Capital gains on real estate can be taxed, but there are things you can do to reduce or avoid what you owe to the IRS when you sell your house.
A capital gains tax is the fee you’re responsible for paying on profits you make when you sell an asset. Your capital gains taxes can apply to stocks, bonds, and tangible assets such as cars, boats, and real estate. The IRS and many states also assess the capital gains taxes on the difference between what you’re paying for your asset, known as your cost basis, and what you sell it for.
Capital Gains and Real Estate
The capital gains you might owe if you sell your home vary depending on your tax filing status and the sales price of your home. You may also be eligible for an exclusion. The IRS might allow you to exclude up to $250,000 of capital gains on the sale of real estate if you’re single and up to $500,000 on real estate if you’re married and file jointly.

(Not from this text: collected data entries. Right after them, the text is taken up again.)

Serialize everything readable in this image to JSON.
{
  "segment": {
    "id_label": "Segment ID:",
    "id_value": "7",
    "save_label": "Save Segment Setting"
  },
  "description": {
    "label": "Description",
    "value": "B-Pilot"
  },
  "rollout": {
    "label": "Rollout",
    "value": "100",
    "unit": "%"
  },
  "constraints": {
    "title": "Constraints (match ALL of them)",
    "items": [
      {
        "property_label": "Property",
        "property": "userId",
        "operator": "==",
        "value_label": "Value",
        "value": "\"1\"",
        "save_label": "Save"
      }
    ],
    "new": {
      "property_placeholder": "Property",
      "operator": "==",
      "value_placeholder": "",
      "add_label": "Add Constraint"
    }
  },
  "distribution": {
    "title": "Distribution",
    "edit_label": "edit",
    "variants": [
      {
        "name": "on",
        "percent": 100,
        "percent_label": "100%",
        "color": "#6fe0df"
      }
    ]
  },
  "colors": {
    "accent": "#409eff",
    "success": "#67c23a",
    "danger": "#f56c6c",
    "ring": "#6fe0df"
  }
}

If any of a certain number of factors are true, you then pay tax on the entire gain of the sale of your home.
These factors include:
- The home wasn’t your main residence
- You owned the property for fewer than two years in the five years before selling it
- Not living in the house for at least two years in the five years before you sold it
- You claimed the available exclusion on another home in the two years before selling this current home
- Buying the house through a like-kind exchange, which is a 1031 exchange in the past five years
- You have to pay expatriate tax
If you do owe taxes on what you made from selling your home, different capital gains tax rates can apply.
Capital Gains Tax Rates
If you owned the asset for a period of less than a year, then typically, short-term capital gains tax rates apply. The rate is the same as your tax bracket. Long-term capital gains tax rates will usually apply if you have owned the asset for more than a year. A lot of people qualify for a 0% rate, but depending on your income and filing status, you might pay 15% or 20%.
Avoiding Capital Gains Taxes When Selling a Home
Some of the things you can avoid having a tax bill from selling your home include:
- The best way to avoid taxes is to live there for at least two years, which don’t have to be consecutive. If you’re a house flipper, you have to be careful here. If you sell a house you didn’t lie in for at least two years, your gains can be taxed. If you sell in less than a year, it’s particularly expensive because you may have to pay the higher short-term tax rate.

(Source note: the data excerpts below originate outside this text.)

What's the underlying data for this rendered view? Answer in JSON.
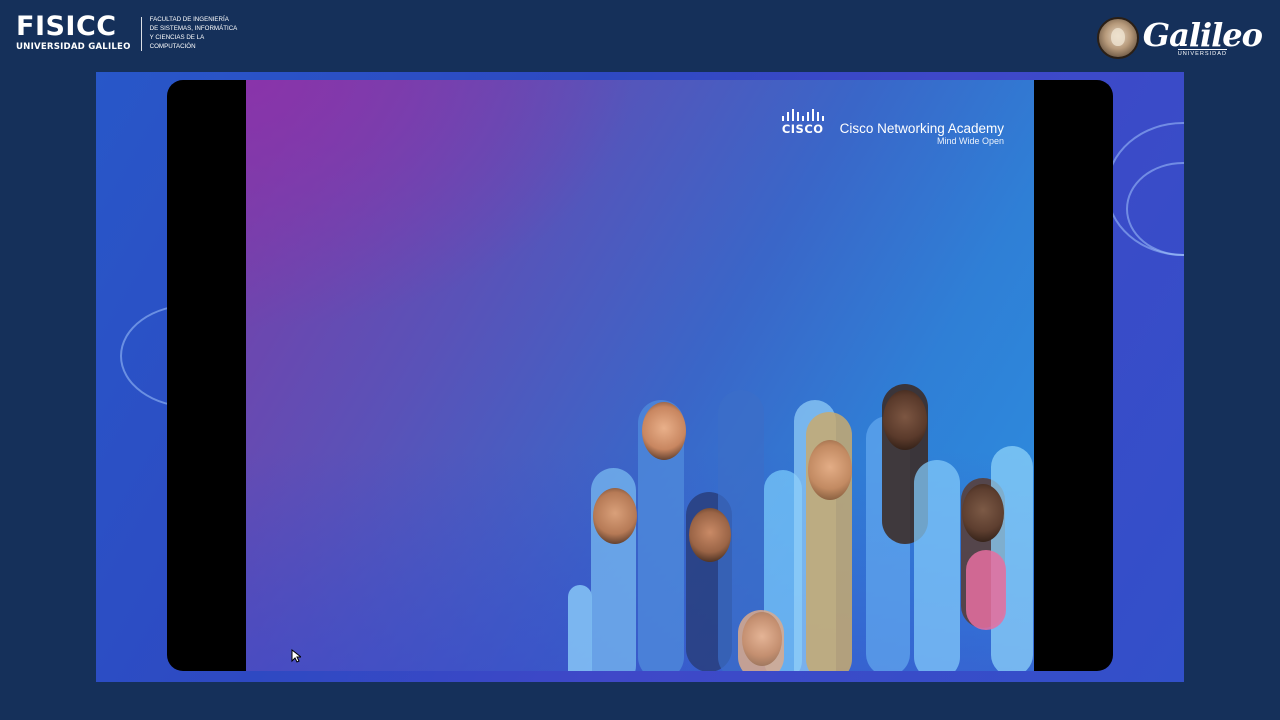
{
  "header": {
    "logo_main": "FISICC",
    "logo_sub": "UNIVERSIDAD GALILEO",
    "faculty_lines": [
      "FACULTAD DE INGENIERÍA",
      "DE SISTEMAS, INFORMÁTICA",
      "Y CIENCIAS DE LA",
      "COMPUTACIÓN"
    ],
    "university_name": "Galileo",
    "university_sub": "UNIVERSIDAD"
  },
  "slide": {
    "cisco_wordmark": "CISCO",
    "brand_title": "Cisco Networking Academy",
    "brand_tagline": "Mind Wide Open"
  },
  "colors": {
    "page_bg": "#15305a",
    "slide_purple": "#7a3ea8",
    "slide_blue": "#2d8fe0"
  },
  "icons": {
    "cursor": "mouse-pointer-icon",
    "seal": "galileo-seal-icon"
  }
}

- Determine if you qualify for an exception. You might still be able to exclude some of the taxable gains on the sale of your home because of work, health, or an unforeseeable event.
Finally, if you make any improvements, keep your receipts. The cost basis of your home will include what you paid to buy it and the improvements you made over the years. If your cost basis is higher, you may have a lower amount of capital gains taxes to pay. Remodels, expansions, and other updates can reduce your taxes.